Para alguien que sea un místico, lo material es un asunto despreciable. Los grandes relatos que nos cuentan la vida de estas personas excepcionales, no sólo en el mundo cristiano, hablan de que para ellas incluso comer se convierte en una necesidad marginal. Concentradas en lo espiritual, ya me dirán qué importancia le podrían dar a la propiedad de los ladrillos. La congregación se atribuye la titularidad, pero yo no creo que las monjas que sí rezan estén preocupadas por los papeles. En la vida contemplativa es inimaginable el interés por lo pecuniario, o sea por el dinero, al menos como para sostener estos litigios tan largos y rebuscados. Menos aún si hablamos de convertir Santa Elisabet en un hotel.

Lo más opuesto a la contemplación es un turista, no digamos si es hooligan. Menos mal que ya no quedan monjas de clausura porque no me puedo creer que hubieran entendido que sus superioras fueron al Vaticano a negociar un acuerdo con el Obispado y regresaron con las manos vacías. Alguien que todo el día reza por el amor, el perdón y la reconciliación, que predica que hay que ponerse en el lugar del otro, no puede mantener un conflicto precisamente con sus hermanos. Y al revés, naturalmente. Es como un litigio familiar por la herencia: una vergüenza sin atenuantes.

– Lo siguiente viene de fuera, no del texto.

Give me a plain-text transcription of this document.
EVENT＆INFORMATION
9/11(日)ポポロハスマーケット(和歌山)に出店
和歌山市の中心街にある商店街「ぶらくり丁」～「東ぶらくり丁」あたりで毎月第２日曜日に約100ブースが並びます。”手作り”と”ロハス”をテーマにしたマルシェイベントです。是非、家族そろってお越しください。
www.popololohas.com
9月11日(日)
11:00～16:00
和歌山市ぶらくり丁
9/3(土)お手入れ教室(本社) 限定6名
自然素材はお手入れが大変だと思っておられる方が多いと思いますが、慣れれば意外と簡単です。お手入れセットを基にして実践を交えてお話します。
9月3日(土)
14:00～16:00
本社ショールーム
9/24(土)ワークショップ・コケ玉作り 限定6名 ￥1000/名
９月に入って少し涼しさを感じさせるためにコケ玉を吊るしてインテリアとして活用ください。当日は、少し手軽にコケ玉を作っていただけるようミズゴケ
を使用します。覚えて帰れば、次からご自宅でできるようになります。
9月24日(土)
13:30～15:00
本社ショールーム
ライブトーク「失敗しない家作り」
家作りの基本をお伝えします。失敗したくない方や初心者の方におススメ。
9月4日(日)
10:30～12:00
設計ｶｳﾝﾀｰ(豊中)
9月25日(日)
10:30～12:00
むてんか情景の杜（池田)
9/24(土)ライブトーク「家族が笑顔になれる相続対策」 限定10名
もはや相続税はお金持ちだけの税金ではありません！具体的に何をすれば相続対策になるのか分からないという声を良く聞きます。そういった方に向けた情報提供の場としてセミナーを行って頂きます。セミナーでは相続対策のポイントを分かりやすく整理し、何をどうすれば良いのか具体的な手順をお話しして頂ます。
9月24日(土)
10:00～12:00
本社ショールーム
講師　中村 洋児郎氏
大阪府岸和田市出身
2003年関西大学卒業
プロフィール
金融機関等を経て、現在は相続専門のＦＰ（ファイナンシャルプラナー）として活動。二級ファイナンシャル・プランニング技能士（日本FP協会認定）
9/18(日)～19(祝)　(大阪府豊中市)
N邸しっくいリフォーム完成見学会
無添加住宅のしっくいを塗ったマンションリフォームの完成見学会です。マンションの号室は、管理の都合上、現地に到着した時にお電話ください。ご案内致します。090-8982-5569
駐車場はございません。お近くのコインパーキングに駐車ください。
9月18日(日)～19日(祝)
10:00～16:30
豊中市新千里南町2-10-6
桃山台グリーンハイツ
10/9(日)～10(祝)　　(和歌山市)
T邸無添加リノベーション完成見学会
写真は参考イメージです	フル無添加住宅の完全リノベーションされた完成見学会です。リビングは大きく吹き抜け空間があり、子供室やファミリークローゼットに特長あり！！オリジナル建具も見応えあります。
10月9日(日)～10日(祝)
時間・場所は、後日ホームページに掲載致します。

Tampoco son monjas de clausura muy espirituales las que organizaron la rueda de prensa del pasado viernes 15, que fue una obra maestra en términos de comunicación por la excelente y sutil manipulación emocional de la audiencia. Ya le gustaría a la tropa de periodistas que trabajan para las instituciones públicas de Baleares tener el instinto que demostraron las jerónimas en esta comparecencia. Y no me refiero sólo a que fuera innecesaria, que lo era, o a que pretendiera astutamente destacar su victoria sobre la otra parte, sino a que tuviera lugar detrás de las rejas, simulando que están clausuradas, cuando apenas unas horas antes los protagonistas de la comparecencia llegaban a Mallorca en avión, presumiblemente sin enjaular. A su lado, derribar el muro del Psiquiátrico como símbolo del final de una época para los enfermos mentales, o Carolina Bescansa dando de mamar innecesariamente a su bebé en las Cortes, o Gabriel Cañellas en el tractor para captar el voto payés de Mallorca son ensayos de aprendices.

Ahora bien: todas estas conductas tan profundamente mundanas, tan materialistas, tan contemporáneas, tan carentes de ideales, tan retorcidas, tan interesadas, tan propias del mundo mercantil, tienen una contrapartida con la que es muy duro convivir: hace ya ocho años que nadie ora, ayuna, medita o reflexiona en el convento de las jerónimas de Palma, simplemente porque está abandonado; en todo este tiempo no ha aparecido ni una vocación en Mallorca para llenar este palacio de cinco siglos de antigüedad; ni nadie encuentra, siquiera en el extranjero, quien quiera venir a rezar por nosotros. Incapaces de encontrar vocaciones monacales, cualquier día prueban con monjas virtuales creadas online. Tan ‘aggiornados’ estamos que no nos queda hueco para lo espiritual. Cuando los curas están preocupados por el Código Mercantil, cuando la rueda de prensa de las monjas la supervisa una abogada, definitivamente vamos mal. Si aún quedara una jerónima de verdad moriría de vergüenza.

Probablemente, este mercantilismo, tan frecuente en la Iglesia y sus congregaciones, explica qué les sucede a las jerónimas, a la Iglesia e, incluso, a la sociedad europea contemporánea: hemos perdido el espíritu y lo hemos monetizado.